By Kayla Oxford, Staff Writer
According to the Advanced Technologies Academy website, people have played stick and ball games since ancient times. It is believed that hurling, an Irish stick game, and lacrosse, a Native American stick game, influenced the game we now know as hockey.
While it is most common to think of hockey played on ice with ice skates and a puck, roller hockey is played with a ball and roller blades.
The floor hockey tournament held on campus Feb. 6-8 was played on foot.
The tournament included seven teams that consisted of 60 participants altogether, and while the option to play was open to any student, only men signed up to play.

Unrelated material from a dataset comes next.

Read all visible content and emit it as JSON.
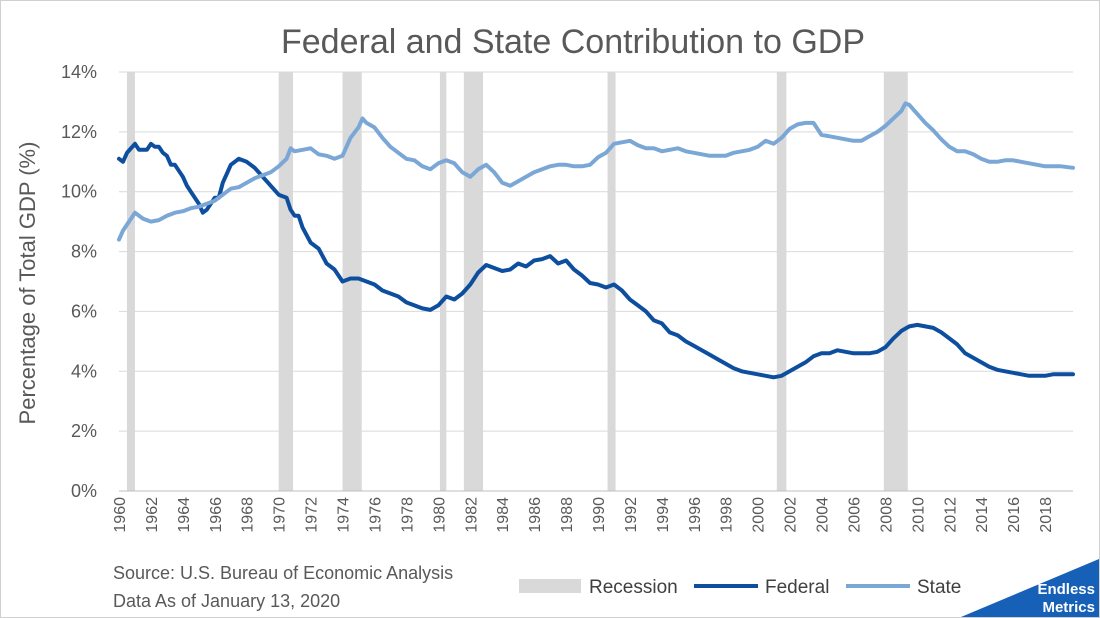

The three-day long tournament was held from 7-10:30 p.m. each night in the E.T. “Rocky” Palmer Student Activities Complex. It was hosted by Dustin Donnor, Wellness Services operations manager, and Trey Collier, Wellness Services graduate assistant.
“This tournament was just for fun, and there were no prizes given out,” Donnor said.
The tournament drew spectators as well as players.
“Monday, there were probably 50 people watching,” Collier said. “There was pretty much no room left.”
Teams played in a double-elimination style tournament to determine a champion.
“Everyone played two games on Monday, and one team was eliminated; four teams were eliminated on Tuesday, and the championship was Wednesday,” Donnor said.
Team Dy-nasty walked away champions of the tournament after beating The Donnor Party. Team Dy-Nasty included senior electrical engineering major Nathan Peterson, senior business administration major Thomas Willis, senior mechanical engineering major Ryan Substad, senior sports management major Kevin Ung, senior electrical engineering major Thomas Drury, senior digital media studies major Joseph Ladisa, junior sports medicine major Jacob Long and sophomore business administration major Cody Styx.
“We were not really out here to win,” Styx said. “We just wanted to have fun.”
Experience ranged from player to player. The tournament gave an opportunity to have fun and improve their skills.
“I grew up playing hockey (back home),” Peterson said. “It gives a chance to play something we don’t usually play down here.”
This is the fourth floor hockey tournament the Wellness Center has hosted.
Players and spectators seemed to enjoy themselves and, in the words of Collier, “It was awesome.”